Now we know which patient are in which group! that’s what we want :D, so we can proceed to analyze and visualize these clusters.
After performing K-Means clustering and assigning cluster labels to the dataset, I delve into understanding the distribution of data points across these clusters.
Explore the distribution of clusters
cluster_distribution <- table(data$cluster_label)

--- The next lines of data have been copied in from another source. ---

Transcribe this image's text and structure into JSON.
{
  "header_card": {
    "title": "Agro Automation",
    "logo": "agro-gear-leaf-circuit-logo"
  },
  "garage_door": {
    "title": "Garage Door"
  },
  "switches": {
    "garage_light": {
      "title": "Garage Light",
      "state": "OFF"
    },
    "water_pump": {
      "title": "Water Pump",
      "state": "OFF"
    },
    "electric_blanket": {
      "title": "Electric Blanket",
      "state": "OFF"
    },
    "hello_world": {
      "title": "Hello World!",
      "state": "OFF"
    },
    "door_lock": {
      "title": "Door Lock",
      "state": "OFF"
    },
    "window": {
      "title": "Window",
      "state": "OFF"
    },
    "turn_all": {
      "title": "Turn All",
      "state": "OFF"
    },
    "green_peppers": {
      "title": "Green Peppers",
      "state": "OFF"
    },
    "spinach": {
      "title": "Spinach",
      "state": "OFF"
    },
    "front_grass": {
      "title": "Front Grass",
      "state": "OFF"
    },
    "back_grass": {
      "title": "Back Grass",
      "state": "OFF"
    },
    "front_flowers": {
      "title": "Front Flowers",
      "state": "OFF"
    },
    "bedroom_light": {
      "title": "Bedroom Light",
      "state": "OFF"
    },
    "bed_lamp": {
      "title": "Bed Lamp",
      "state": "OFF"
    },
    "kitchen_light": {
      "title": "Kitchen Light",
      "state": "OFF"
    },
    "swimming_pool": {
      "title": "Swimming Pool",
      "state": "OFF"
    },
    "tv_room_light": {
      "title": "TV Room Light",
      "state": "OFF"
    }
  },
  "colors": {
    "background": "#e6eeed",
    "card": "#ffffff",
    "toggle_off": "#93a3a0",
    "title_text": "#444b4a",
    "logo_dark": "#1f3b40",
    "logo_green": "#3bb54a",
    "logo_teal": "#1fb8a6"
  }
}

print(cluster_distribution)
| Var1 | Freq |
|---|---|
| 1 | 72 |
| 2 | 183 |
| 3 | 111 |
Here, I employ the table() function to examine the
distribution of data points among the identified clusters. The output
provides a count of instances within each cluster, offering a
preliminary understanding of the size and balance of the clusters.
Now, let’s visualize these clusters in a 2D plot using ggplot2:
Visualize clusters in 2D using ggplot2
I create a new dataframe (cluster_data) that includes
the first two principal components (PC1 and PC2) and the assigned
cluster labels. A scatter plot is generated using ‘ggplot2’, where each
point is colored based on its cluster membership. The resulting 2D
visualization provides an intuitive representation of the identified
clusters in the feature space.
and I decied to make 3D visualization because it provides a more intuitive representation. It’s particularly valuable when exploring multivariate datasets and principal components. While 2D plots offer simplicity, 3D visualization adds depth, aiding in a comprehensive interpretation of clustering patterns.
In conclusion, the clustering analysis has successfully revealed three distinct clusters within the dermatology dataset. These clusters suggest the existence of potential subgroups of patients with similar clinical and histopathological features. The identification of such clusters can provide valuable insights for dermatologists, aiding in the understanding and categorization of skin diseases that share common characteristics.
The elbow method, employed to determine the optimal number of
clusters, guided our choice of k = 3 This decision was
supported by the observed ‘elbow’ in the plot.
The interpretation is based on observed patterns and associations in the data, and causation cannot be directly inferred. Clustering might be influenced by shared features that may not necessarily represent direct causal relationships. Collaborative efforts with dermatologists are essential to validate the observed clusters and understand the clinical context. This explanation offers insights into why each cluster may have formed based on shared characteristics, emphasizing common pathogenic mechanisms, anatomical predilections, and potential genetic influences. Adjustments can be made based on specific insights gained from the data and any additional context or domain knowledge available.